Montenegro e Ataíde (2014), de mesmo modo, em seu estudo reitera que o professor que atua na EJA, não tem formação adequada para atender a essa modalidade de ensino e que os professores são licenciados e em sua totalidade não tiveram a oportunidade de discutirem e vivenciarem experiências formativas em EJA durante sua formação inicial.

Nas tentativas de suprir as necessidades de uma formação para essa demanda alguns professores buscam a saída nas formações continuadas (MOURA, 2006), em cursos de extensão (BEDOYA e TEIXEIRA, 2008; CARVALHO apud OLIVEIRA, 2006; GONÇALVES, 2010) ou em suas experiências, porém essas ainda assim não ganham prestígio dentro do campo educacional, são apenas “gambiarras” para a falta de uma formação inicial em educação de jovens e adultos, numa tentativa de reparo de uma formação, de “silenciamento” conforme afirma Moura (2009) das instituições formadoras de professores.

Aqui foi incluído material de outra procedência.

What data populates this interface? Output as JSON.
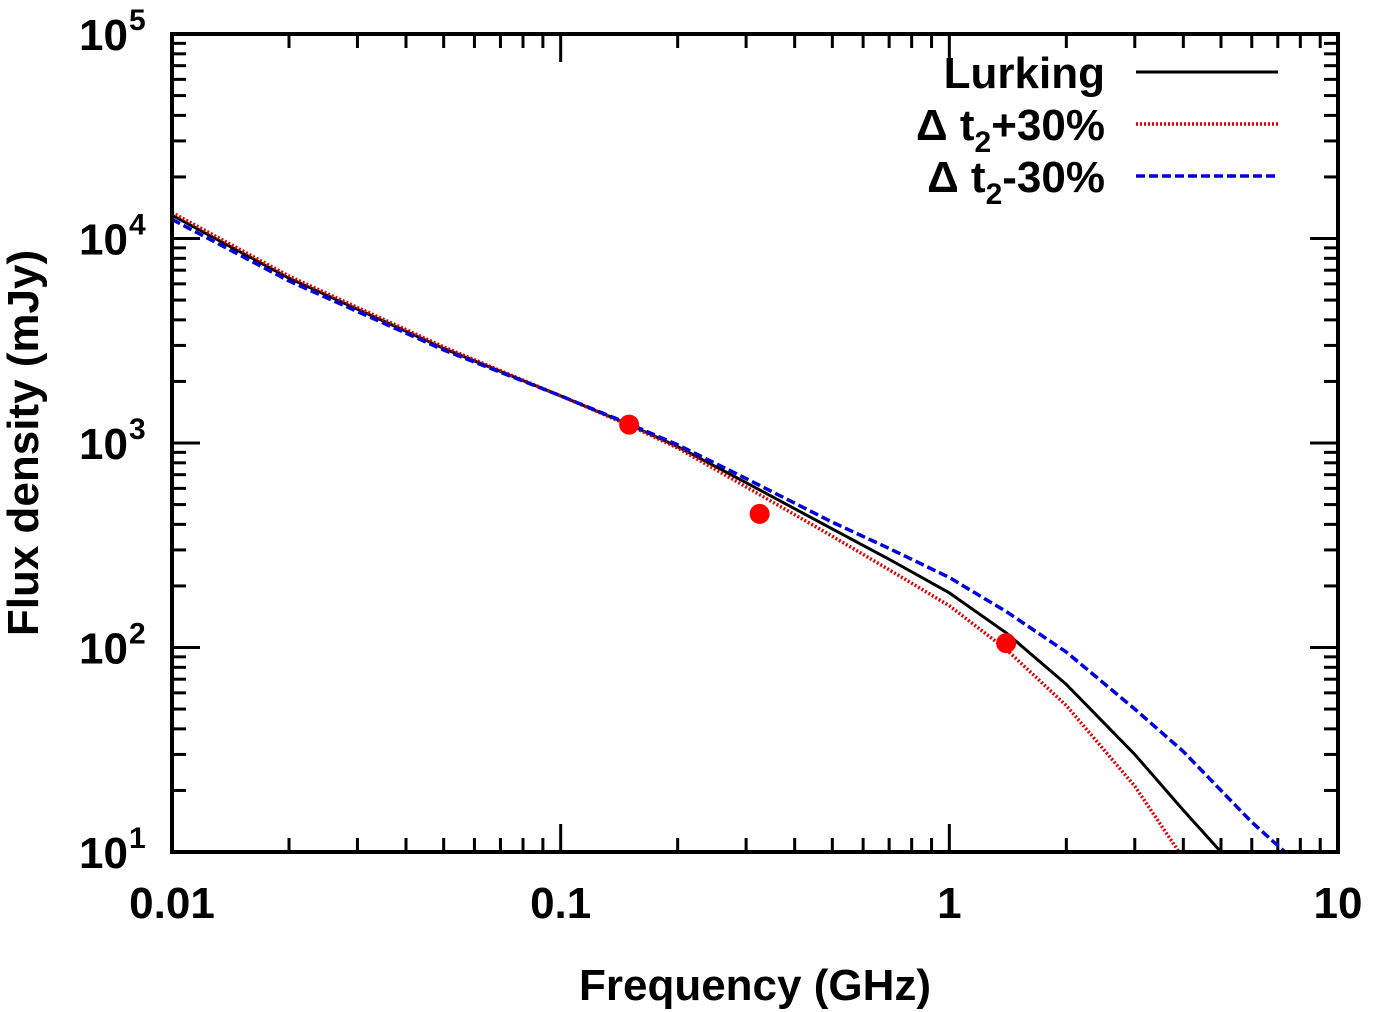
{
  "chart_data": {
    "type": "line",
    "title": "",
    "xlabel": "Frequency (GHz)",
    "ylabel": "Flux density (mJy)",
    "xscale": "log",
    "yscale": "log",
    "xlim": [
      0.01,
      10
    ],
    "ylim": [
      10,
      100000
    ],
    "grid": false,
    "legend_position": "top-right",
    "x_ticks": [
      {
        "value": 0.01,
        "label": "0.01"
      },
      {
        "value": 0.1,
        "label": "0.1"
      },
      {
        "value": 1,
        "label": "1"
      },
      {
        "value": 10,
        "label": "10"
      }
    ],
    "y_ticks": [
      {
        "value": 10,
        "base": "10",
        "exp": "1"
      },
      {
        "value": 100,
        "base": "10",
        "exp": "2"
      },
      {
        "value": 1000,
        "base": "10",
        "exp": "3"
      },
      {
        "value": 10000,
        "base": "10",
        "exp": "4"
      },
      {
        "value": 100000,
        "base": "10",
        "exp": "5"
      }
    ],
    "series": [
      {
        "name": "Lurking",
        "label_main": "Lurking",
        "label_sub": "",
        "label_rest": "",
        "color": "#000000",
        "dash": "solid",
        "x": [
          0.01,
          0.02,
          0.05,
          0.1,
          0.15,
          0.2,
          0.3,
          0.5,
          0.7,
          1.0,
          1.4,
          2.0,
          3.0,
          4.0,
          5.0
        ],
        "y": [
          13000,
          6400,
          2900,
          1700,
          1230,
          960,
          640,
          380,
          270,
          185,
          118,
          66,
          30,
          16,
          10
        ]
      },
      {
        "name": "Δ t2+30%",
        "label_main": "Δ t",
        "label_sub": "2",
        "label_rest": "+30%",
        "color": "#e00000",
        "dash": "dotted",
        "x": [
          0.01,
          0.02,
          0.05,
          0.1,
          0.15,
          0.2,
          0.3,
          0.5,
          0.7,
          1.0,
          1.4,
          2.0,
          3.0,
          3.9
        ],
        "y": [
          13400,
          6550,
          2950,
          1700,
          1220,
          945,
          610,
          350,
          240,
          160,
          98,
          52,
          21,
          10
        ]
      },
      {
        "name": "Δ t2-30%",
        "label_main": "Δ t",
        "label_sub": "2",
        "label_rest": "-30%",
        "color": "#0000dd",
        "dash": "dashed",
        "x": [
          0.01,
          0.02,
          0.05,
          0.1,
          0.15,
          0.2,
          0.3,
          0.5,
          0.7,
          1.0,
          1.4,
          2.0,
          3.0,
          4.0,
          5.0,
          6.0,
          7.3
        ],
        "y": [
          12400,
          6200,
          2850,
          1700,
          1240,
          980,
          670,
          410,
          305,
          220,
          150,
          95,
          50,
          31,
          20,
          14,
          10
        ]
      }
    ],
    "points": [
      {
        "x": 0.15,
        "y": 1230,
        "y_err": 120,
        "color": "#ff0000"
      },
      {
        "x": 0.325,
        "y": 450,
        "color": "#ff0000"
      },
      {
        "x": 1.4,
        "y": 105,
        "color": "#ff0000"
      }
    ]
  }
}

Gostaríamos de explicar que a proposição do nome gambiarra não se aplica de forma pejorativa aos cursos de formação continuada, nem tão pouco, aos cursos de extensão, pois entendemos que os mesmos cumprem bem a função a que foram designados, porém eles não deveriam ser pensados sem uma formação inicial bem fundamentada.

Numa saída para esse impasse, tais cursos surgem para substituir tal formação, daí surge então a conjectura do nome “gambiarra”, uma maneira improvisada de suprir o descaso das políticas públicas e do silenciamento das instituições formadoras em detrimento desta questão.

É preciso repensar nas políticas de formação de professores, a fim de tornar o discurso e a prática ainda mais próximos de seus objetivos.